Soit ceux qui soutiennent Emmanuel Macron devront quitter le parti, soit nous serons témoins de tensions énormes au sein de ce parti
RT France : Le fait queManuel Valls trahisse sa promesse est-il un coup porté au Parti socialiste ? Qui cela va-t-il affecter le plus ?
P. M. : Cet acte aura des répercussions importantes pour le Parti socialiste, car il sera suivi d’autres défections. Maintenant que Manuel Valls a déclaré la sienne, il y en aura d’autres.
Ensuite, l’une des deux choses doit se passer : soit ceux qui soutiennent Emmanuel Macron devront quitter le parti ou être expulsés, soit, si ce n’est pas le cas, nous serons témoins de tensions énormes au sein de ce parti. Dans le premier cas, se posera la question de la survie du PS. Mais tout va dépendre de la dynamique qui va se créer autour de cette annonce de Manuel Valls. S’il y a des défections très importantes, effectivement, on pourra dire que le PS est en sursis – après l’élection tous sera remis en cause.
On voit déjà, grâce à un certain nombre de sondages, qu’Emmanuel Macron attire beaucoup de votes socialistes. Ce ne sera pas un vote pour des raisons idéologiques, mais pour des raisons tactiques : pour éviter un second tour entre François Fillon et Marine Le Pen. Les électeurs socialistes, voyant que Benoît Hamon a beaucoup de mal pour monter dans les sondages, choisissent le candidat le moins éloigné d’eux, à savoir Emmanuel Macron.
RT France : Pourquoi pas Jean-Luc Mélenchon ?
P. M. : Il y a un électorat social-démocrate de la gauche modérée qui ne votera jamais pour lui. Jean-Luc Mélenchon attire les électeurs radicalisés du PS, des communistes, mais pas au-delà.
Le bilan de François Hollande en qualité de président n’est pas jugé positif par la majorité des Français
RT France : Ce ralliement de Manuel Valls, ne serait-il pas au contraire un cadeau empoisonné pour Emmanuel Macron, vu le manque de popularité de ce premier ?
P. M. : Oui, et on voit que François Fillon a déjà trouvé une parade qui consiste à dire : «Manuel Valls a été le Premier ministre, le supérieur d’Emmanuel Macron, et si ce premier soutient le candidat d’En Marche !, cela signifie que ce dernier est la continuation de François Hollande». Cette corrélation peut nuire à Emmanuel Macron, car le bilan de François Hollande en qualité de président n’est pas jugé positif par la majorité des Français. C’est le premier point.

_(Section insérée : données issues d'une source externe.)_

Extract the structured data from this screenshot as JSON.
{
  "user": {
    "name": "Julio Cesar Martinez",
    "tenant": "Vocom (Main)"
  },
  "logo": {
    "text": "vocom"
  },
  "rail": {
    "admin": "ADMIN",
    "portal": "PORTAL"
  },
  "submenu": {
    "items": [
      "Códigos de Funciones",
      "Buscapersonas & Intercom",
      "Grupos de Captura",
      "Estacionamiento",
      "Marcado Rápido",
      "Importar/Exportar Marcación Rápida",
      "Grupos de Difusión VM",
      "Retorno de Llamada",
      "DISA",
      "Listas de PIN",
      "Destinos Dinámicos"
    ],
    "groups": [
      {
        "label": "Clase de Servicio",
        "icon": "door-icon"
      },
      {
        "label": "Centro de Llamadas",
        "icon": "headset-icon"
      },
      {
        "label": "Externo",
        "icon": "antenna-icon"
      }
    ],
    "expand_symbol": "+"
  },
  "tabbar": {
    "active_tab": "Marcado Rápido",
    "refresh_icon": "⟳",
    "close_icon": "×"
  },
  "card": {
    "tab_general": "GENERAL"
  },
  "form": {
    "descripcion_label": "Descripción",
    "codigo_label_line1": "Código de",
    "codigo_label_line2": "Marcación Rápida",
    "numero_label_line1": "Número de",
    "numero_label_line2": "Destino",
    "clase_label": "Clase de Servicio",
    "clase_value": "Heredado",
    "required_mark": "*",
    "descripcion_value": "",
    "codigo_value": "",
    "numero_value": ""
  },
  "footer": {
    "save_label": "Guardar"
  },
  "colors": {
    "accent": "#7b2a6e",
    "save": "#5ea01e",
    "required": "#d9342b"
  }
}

Mais je crois que cela peut effectivement démoraliser et déboussoler certains électeurs socialistes modérés qui s’apprêtaient à voter Emmanuel Macron, mais qui, voyant le côté déloyal, malhonnête de la démarche de Manuel Valls, vont dire : «Si c’est ça, la façon nouvelle de faire de la politique d’Emmanuel Macron – eh bien, non». Cela peut paradoxalement être une bonne nouvelle pour Benoît Hamon, parce que, alors qu’il semble perdre énormément aujourd’hui – le fait d’avoir le candidat socialiste battu lors de la primaire, Manuel Valls, qui aujourd’hui, d’une façon totalement déloyale appelle à voter pour Emmanuel Macron – pourrait avoir l’effet inverse sur les électeurs.

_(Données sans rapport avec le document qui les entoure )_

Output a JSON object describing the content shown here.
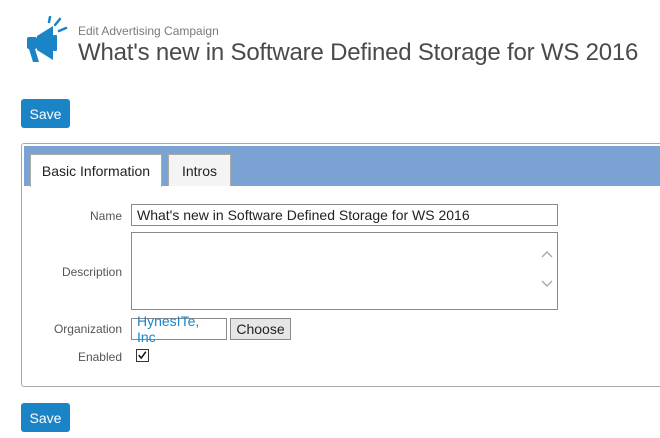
{
  "header": {
    "subtitle": "Edit Advertising Campaign",
    "title": "What's new in Software Defined Storage for WS 2016",
    "icon": "megaphone-icon"
  },
  "actions": {
    "save_label": "Save"
  },
  "tabs": [
    {
      "label": "Basic Information",
      "active": true
    },
    {
      "label": "Intros",
      "active": false
    }
  ],
  "form": {
    "name_label": "Name",
    "name_value": "What's new in Software Defined Storage for WS 2016",
    "description_label": "Description",
    "description_value": "",
    "organization_label": "Organization",
    "organization_value": "HynesITe, Inc",
    "choose_label": "Choose",
    "enabled_label": "Enabled",
    "enabled": true
  },
  "colors": {
    "accent": "#1a84c7",
    "tabbar": "#7aa3d4"
  }
}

Le vote des électeurs socialistes pour Emmanuel Macron s’explique par la peur d’avoir François Fillon au deuxième tour
C’est-à-dire que les électeurs verront cela comme une espèce de magouille, une démarche qui n’est pas honnête, et peut-être que certains qui hésitent encore peuvent revenir vers Benoît Hamon, par principe. Et ce d’autant plus qu’Emmanuel Macron semble avoir distancé François Fillon dans les sondages, parce que le vote des électeurs socialistes pour Emmanuel Macron s’explique par la peur d’avoir François Fillon au deuxième tour.

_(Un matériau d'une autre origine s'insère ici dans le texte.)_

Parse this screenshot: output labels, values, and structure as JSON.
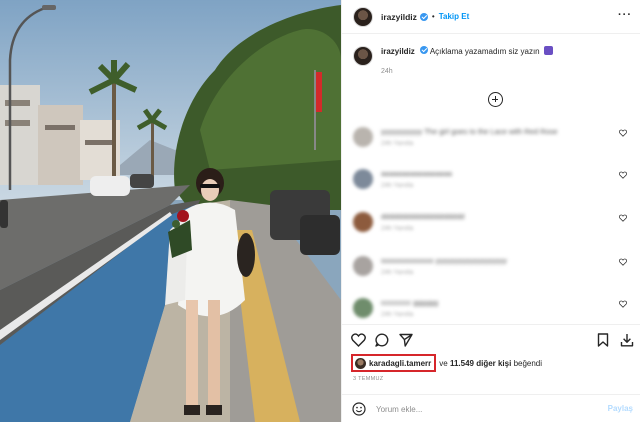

«Si vous avez Emmanuel Macron nettement en tête dans les sondages, c’est donc qu’il est moins important de voter pour lui au premier tour, nous voterons pour lui au deuxième tour contre Marine Le Pen. Au premier tour, restons et votons pour le candidat qui, peut-être, ne nous enthousiasme pas, mais qui est candidat de notre parti, et qui a été maltraité par Manuel Valls». On voit que cela peut jouer dans les deux sens. Voyons aussi comment Emmanuel Macron va recevoir cet appel.
Cela serait de la folie de la part d'Emmanuel Macron d’accueillir à bras ouverts Manuel Valls
RT France : Il a déjà dit «Non, merci»…
P. M. : Oui, bien sûr. Cela serait de la folie de sa part d’accueillir à bras ouverts Manuel Valls, parce qu’il sait qu’il est impopulaire dans le Parti socialiste, il sait que sa déloyauté lui serait fortement reprochée dans le PS, et c’est déjà le cas. Il apparaitrait comme lui-même, parti prenant de ses magouilles, d’accueillir à bras ouverts Manuel Valls – non, au contraire, il va le minimiser. D’une certaine manière, celui qui perdra peut-être le plus en crédibilité sur le long terme, c’est Manuel Valls. Il aurait pu se taire pendant cette élection, attendre son heure et, d’ici quelques années, revenir sur le devant de la scène. En faisant cela, il a largement hypothéqué l’avenir pour lui, parce qu’aujourd’hui il va être complètement persona non grata au PS, et puis il n’est pas accueilli comme un sauveur du tout du côté d’Emmanuel Macron. Donc finalement il se retrouve un peu tout seul au milieu.